Dann lesen wir: „Darin besteht die Liebe: nicht dass wir Gott geliebt haben, sondern dass er uns geliebt hat und gesandt seinen Sohn zur Versöhnung für unsre Sünden.“ [1. Joh 4,10]
Das heißt doch wohl, dass die Liebe immer von Gott ausgeht. Halten wir unsere leeren Hände hin, er füllt sie uns. Gott ist gleichsam ein Quell der Liebe. Sie erst bringt uns zurecht, so engherzig, gott-abgewandt und auf uns bedacht wir auch durch’s Leben gelaufen sind.
Bleibt die Frage, was erschließt uns den Zugang zur Quelle? Und wie kommt die Liebe Gottes durch uns in die Welt? Könnten wir uns jetzt darüber austauschen, fiele bestimmt auch die Bemerkung: Die Wirkkraft der Liebe fußt auf dem Vertrauen zu dem, der die Liebe schenkt. Nur wenn ich ihm vertraue, wird die Liebe mich und mein Leben verändern.
Nur wenn ich glaube, dass Gott in diesem Jesus von Nazareth der Welt, Dir und mir, seine Liebe geschenkt hat, wird sie zugänglich und prägend.

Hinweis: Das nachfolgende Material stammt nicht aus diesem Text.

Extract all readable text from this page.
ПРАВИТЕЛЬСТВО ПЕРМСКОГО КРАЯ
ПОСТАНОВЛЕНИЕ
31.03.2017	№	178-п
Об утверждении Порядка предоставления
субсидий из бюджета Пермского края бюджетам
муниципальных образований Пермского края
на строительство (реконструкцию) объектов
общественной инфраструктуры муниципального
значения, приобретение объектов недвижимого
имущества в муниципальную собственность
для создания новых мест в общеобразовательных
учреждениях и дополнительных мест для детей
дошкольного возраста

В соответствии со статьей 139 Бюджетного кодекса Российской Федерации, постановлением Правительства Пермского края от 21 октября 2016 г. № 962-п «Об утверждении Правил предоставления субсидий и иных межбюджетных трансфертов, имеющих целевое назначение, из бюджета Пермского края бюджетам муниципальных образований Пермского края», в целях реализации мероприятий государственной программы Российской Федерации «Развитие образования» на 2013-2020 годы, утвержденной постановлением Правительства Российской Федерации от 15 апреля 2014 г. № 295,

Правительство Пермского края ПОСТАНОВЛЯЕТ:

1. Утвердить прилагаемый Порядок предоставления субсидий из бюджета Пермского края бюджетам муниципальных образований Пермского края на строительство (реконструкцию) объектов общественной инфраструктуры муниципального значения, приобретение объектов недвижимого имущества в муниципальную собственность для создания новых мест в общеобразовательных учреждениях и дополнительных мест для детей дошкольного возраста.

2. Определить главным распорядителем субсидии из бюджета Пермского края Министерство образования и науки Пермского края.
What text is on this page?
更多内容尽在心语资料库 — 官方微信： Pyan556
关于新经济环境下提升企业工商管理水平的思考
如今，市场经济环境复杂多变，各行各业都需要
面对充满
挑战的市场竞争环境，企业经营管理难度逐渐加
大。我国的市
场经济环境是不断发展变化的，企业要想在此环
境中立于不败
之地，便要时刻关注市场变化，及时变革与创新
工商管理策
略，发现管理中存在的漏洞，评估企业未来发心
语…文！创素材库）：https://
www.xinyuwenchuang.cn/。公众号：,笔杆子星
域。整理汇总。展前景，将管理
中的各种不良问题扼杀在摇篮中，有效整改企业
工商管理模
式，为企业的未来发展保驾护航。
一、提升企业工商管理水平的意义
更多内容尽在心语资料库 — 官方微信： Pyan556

Denn jetzt habe ich sie erkannt und empfunden. Jetzt hat sie meine leeren Hände gefüllt. Jetzt hat ER mich erreicht und in meiner Unzulänglichkeit angenommen. Das glaubend, wächst uns eine Stärke zu, die uns dazu bringt, über uns hinauszuwachsen.
„Ihr Lieben, hat uns Gott so geliebt, so sollen wir uns auch untereinander lieben.“ [1. Joh 4,11]
Ich denke an Maria Kolesnikova, die sich für die Macht der Liebe entschieden hat. Ihr stärkstes Argument, eines, das in diesem Land der systematischen Rechtsbeugung, der Gewalt und der Menschenverachtung, die Hoffnung hell aufleuchten lässt. Und auch wenn es jetzt wirklich schlecht für die mutige Frau aussieht, wollen wir hoffen, dass die Quelle der Liebe ihr zugänglich bleibt – trotz allem.
Uns könnte Johannes angeregt haben, uns für sie einzusetzen und etwas für sie zu tun. Wenn wir Gott gebeten haben, dass er uns die Hände fülle und wir seine Liebe spüren, werden wir Ideen haben und Energie spüren, sie umzusetzen. [Kontakt aufnehmen mit ihren Freunden in Deutschland, klären, was wir tun können und das in Angriff nehmen.
Wenn wir uns untereinander lieben, so bleibt Gott in uns, und seine Liebe ist in uns vollkommen. [1. Joh 4,12]
Und der Friede Gottes, der höher ist als alle unsere Vernunft, bewahre unsere Herzen und Sinne in Christus Jesus. Amen.